Sebbene l’idrogeno possa essere raffreddato a temperature criogeniche, si è scoperto che gli atomi di metalli alcalini possono essere raffreddati a temperature molto più basse con tecniche di raffreddamento laser. A tali temperature, questi atomi comuni dovrebbero giustamente trovarsi in una fase solida inutile. Tuttavia, quando vengono isolati in una trappola, rimangono in fase gassosa. (Il motivo è questo: Il primo passo nella transizione da gas a solido è che due atomi formino una molecola. Tuttavia, poiché gli atomi si scontrano elasticamente, la formazione di una molecola richiede che tre atomi si scontrino simultaneamente. Alle densità previste per la BEC, tali collisioni a tre corpi sono così rare che il sistema continua a vivere come un gas metastabile). La fase finale del raffreddamento impiega l’evaporazione forzata. In questo processo, la piccola sezione d’urto dell’idrogeno non è una virtù, ma un vizio quasi fatale. Il raffreddamento per evaporazione ha bisogno di collisioni per mantenere l’equilibrio termico, ridistribuendo l’energia dopo che gli atomi più energetici sono usciti dal sistema. Purtroppo, la sezione d’urto dell’idrogeno è più di mille volte più piccola di quella degli atomi dei metalli alcalini. Gli atomi dei metalli alcalini si precipitano praticamente a basse temperature: l’idrogeno deve essere spinto con riluttanza.

Nonostante le carenze dell’idrogeno, abbiamo proseguito verso la BEC anche dopo aver ottenuto la condensazione negli atomi di metalli alcalini. Se si potesse ottenere la BEC con l’idrogeno, le condizioni sarebbero diverse da quelle di tutti gli altri esperimenti, e in ogni caso l’idrogeno continuava a esercitare una particolare attrazione. Tuttavia, con un’apparecchiatura ormai vecchia e inaffidabile che si rompeva incessantemente e con poche garanzie di ottenere la condensazione, i nostri studenti hanno dovuto avere una notevole fiducia per continuare la ricerca.

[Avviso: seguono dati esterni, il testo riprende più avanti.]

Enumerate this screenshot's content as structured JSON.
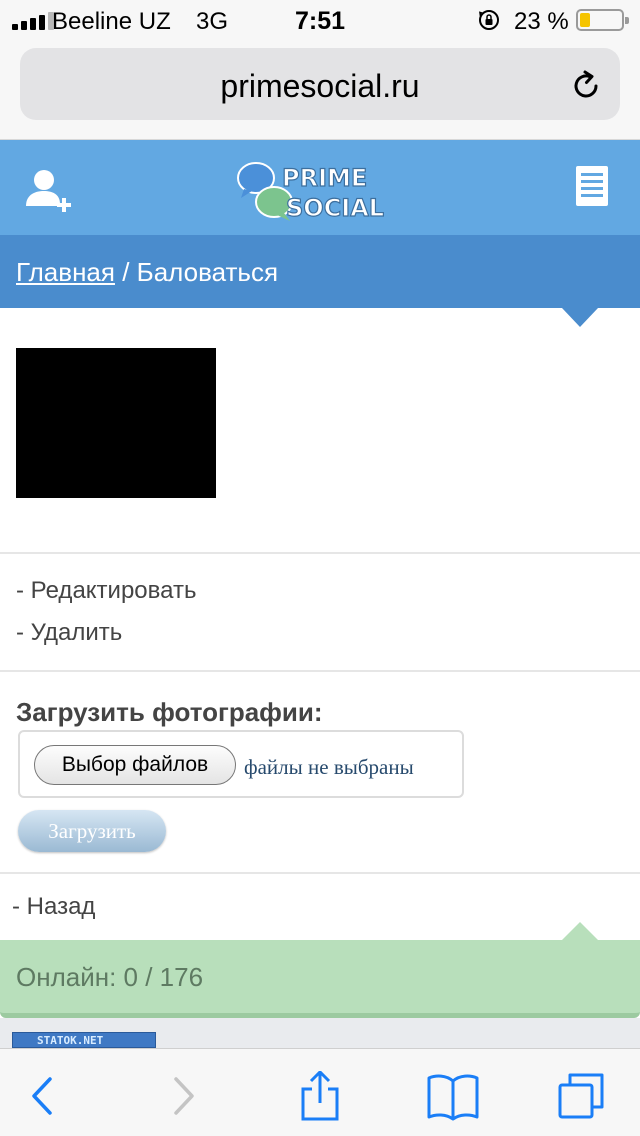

Una sera tardi dello scorso giugno, una telefonata dal laboratorio mi implorava di venire subito. Avevo un’idea abbastanza precisa di cosa stesse succedendo, perché la BEC nell’idrogeno sembrava imminente da più di una settimana. Mentre guidavo nella notte profonda lungo Belmont Hill verso Cambridge, ancora intontito dal sonno, il nero del cielo lasciò improvvisamente il posto a un bagliore dorato. Non ero sorpreso, perché avevo avuto la premonizione che il cielo avrebbe brillato quando la BEC si fosse verificata per la prima volta nell’idrogeno. All’improvviso, festoni di condensati di Bose-Einstein attraversarono il cielo, brillando del rosso intenso del rubidio e del giallo brillante del sodio. Piccole sfere di condensati di litio si sono accese e sono implose con uno schiocco rosso brillante. Strisce di frange d’interferenza attraversavano lo zenit; vortici crescevano e scomparivano; condensati a forma di dirigibile andavano alla deriva, ondeggiando in enormi arabeschi. Lo spettacolo era esilarante ma del tutto sconcertante, finché non ho capito cosa stava succedendo: I primi condensati di Bose-Einstein stavano accogliendo l’idrogeno nella famiglia! Per l’idrogeno, pensai….

… questa era davvero una notte di yin, una notte di yang.